Researchers such as Lathan have found that racial differences do in fact affect the progression of lung cancer and can impact how the disease is effectively prevented and treated. In order to better understand these differences, the National Cancer Program of the National Cancer Institutes and the National Institutes of Health recently partnered in a joint research effort to provide information to both patients and families on these differences and how people can take preventative action to avoid lung cancer.
Lathan said that, “of all ethnic/racial and gender groups in the United States, African American men are the most likely to develop lung cancer and also to die from the disease. We don’t know why that is. Smoking alone cannot explain the high incidence and mortality from the disease in African American men.” In spite of this fact, high risk factors for lung cancer, such as smoking, remain an unaddressed problem in the African American community. “My research suggests that African Americans are less likely than whites to think that changing their behavior or lifestyle would decrease their risk of developing lung cancer. This concerns me because getting people to quit smoking is critical for making progress against this disease.”
Even though smoking does not account for all incidences of the disease, as 15 percent of lung cancer patients are nonsmokers, smoking is still an important trigger and several research projects are currently underway to better understand additional risk factors. However, African American patients that Lathan sees erroneously report that they do not think their community is significantly affected by lung cancer, despite the fact that the disease indeed has a wider impact on African Americans. “I also hear people say that there are no treatments for lung cancer, yet treatments are available,” he says.
Lathan advises patients to quit smoking immediately and offers them help in order to reduce the difficulty in quitting. In addition, he also recommends that all patients — smokers and ex-smokers alike — be screened for lung cancer based on their age and smoking history.
For those in the African American community that are diagnosed with lung cancer, Lathan is quick to note that there is still hope. “When detected at an early stage, lung cancer can be treated with surgery, radiation and chemotherapy,” stated the physician. “Unfortunately, the disease is frequently found at more advanced stages, when it cannot be cured. This is a tough disease to treat—we’re curing only about 15 percent of people with lung cancer.”

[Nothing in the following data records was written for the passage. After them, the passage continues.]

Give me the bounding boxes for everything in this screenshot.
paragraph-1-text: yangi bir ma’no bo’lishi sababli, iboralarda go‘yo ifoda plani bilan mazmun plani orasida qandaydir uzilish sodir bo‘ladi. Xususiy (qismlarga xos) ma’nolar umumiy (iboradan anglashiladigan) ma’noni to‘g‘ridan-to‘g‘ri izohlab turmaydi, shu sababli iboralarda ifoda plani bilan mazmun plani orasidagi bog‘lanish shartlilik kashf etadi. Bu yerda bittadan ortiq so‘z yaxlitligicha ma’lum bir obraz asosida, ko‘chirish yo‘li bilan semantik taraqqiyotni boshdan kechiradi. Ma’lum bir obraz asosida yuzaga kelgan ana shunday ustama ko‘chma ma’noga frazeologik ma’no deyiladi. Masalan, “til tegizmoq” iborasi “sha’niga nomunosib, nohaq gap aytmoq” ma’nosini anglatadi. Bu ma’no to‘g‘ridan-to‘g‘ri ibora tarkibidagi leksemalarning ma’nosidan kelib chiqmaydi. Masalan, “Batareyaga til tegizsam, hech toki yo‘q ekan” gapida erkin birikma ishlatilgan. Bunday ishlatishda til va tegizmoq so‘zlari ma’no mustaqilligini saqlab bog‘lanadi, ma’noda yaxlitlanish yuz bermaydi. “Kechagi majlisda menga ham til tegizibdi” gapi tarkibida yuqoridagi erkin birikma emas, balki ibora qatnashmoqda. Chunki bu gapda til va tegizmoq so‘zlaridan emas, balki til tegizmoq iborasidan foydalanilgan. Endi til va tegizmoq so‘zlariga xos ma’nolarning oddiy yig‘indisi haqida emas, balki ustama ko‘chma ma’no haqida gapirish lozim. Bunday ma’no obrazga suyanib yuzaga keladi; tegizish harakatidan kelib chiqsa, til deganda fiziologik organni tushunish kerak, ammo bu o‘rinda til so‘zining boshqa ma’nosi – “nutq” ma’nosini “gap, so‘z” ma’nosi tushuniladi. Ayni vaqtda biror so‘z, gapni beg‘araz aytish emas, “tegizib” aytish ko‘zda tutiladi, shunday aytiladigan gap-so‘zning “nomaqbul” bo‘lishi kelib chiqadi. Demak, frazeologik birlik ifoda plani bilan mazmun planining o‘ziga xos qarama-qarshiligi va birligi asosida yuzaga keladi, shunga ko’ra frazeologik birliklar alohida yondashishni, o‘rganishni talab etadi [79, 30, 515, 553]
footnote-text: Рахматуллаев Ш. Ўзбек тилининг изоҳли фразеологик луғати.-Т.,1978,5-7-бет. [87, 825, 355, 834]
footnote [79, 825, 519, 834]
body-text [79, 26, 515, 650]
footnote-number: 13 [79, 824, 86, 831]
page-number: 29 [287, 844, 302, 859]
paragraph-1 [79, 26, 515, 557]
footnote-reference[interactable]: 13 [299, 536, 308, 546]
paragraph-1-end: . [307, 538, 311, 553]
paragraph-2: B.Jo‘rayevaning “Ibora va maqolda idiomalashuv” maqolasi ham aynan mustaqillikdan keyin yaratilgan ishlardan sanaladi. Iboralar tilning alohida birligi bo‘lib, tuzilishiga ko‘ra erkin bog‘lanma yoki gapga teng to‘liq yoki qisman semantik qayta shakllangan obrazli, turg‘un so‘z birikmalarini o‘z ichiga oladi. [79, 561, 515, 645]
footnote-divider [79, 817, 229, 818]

Lathan believes that with the growing trend of personalized medicine, it is currently easier to identify lung cancer patient subgroups and their probability of responding to targeted treatments.”These new therapies are often better at controlling cancer and have fewer side effects than traditional chemotherapy,” Lathan said.
“In the future, we’re going to detect more lung cancers at earlier stages, when they may be treatable. We’re also making progress in treating lung cancer that has spread to other parts of the body. And, finally, fewer people smoke today than in the past. All of these things make me hopeful that things are going to get better with this disease. We just have a ways to go.”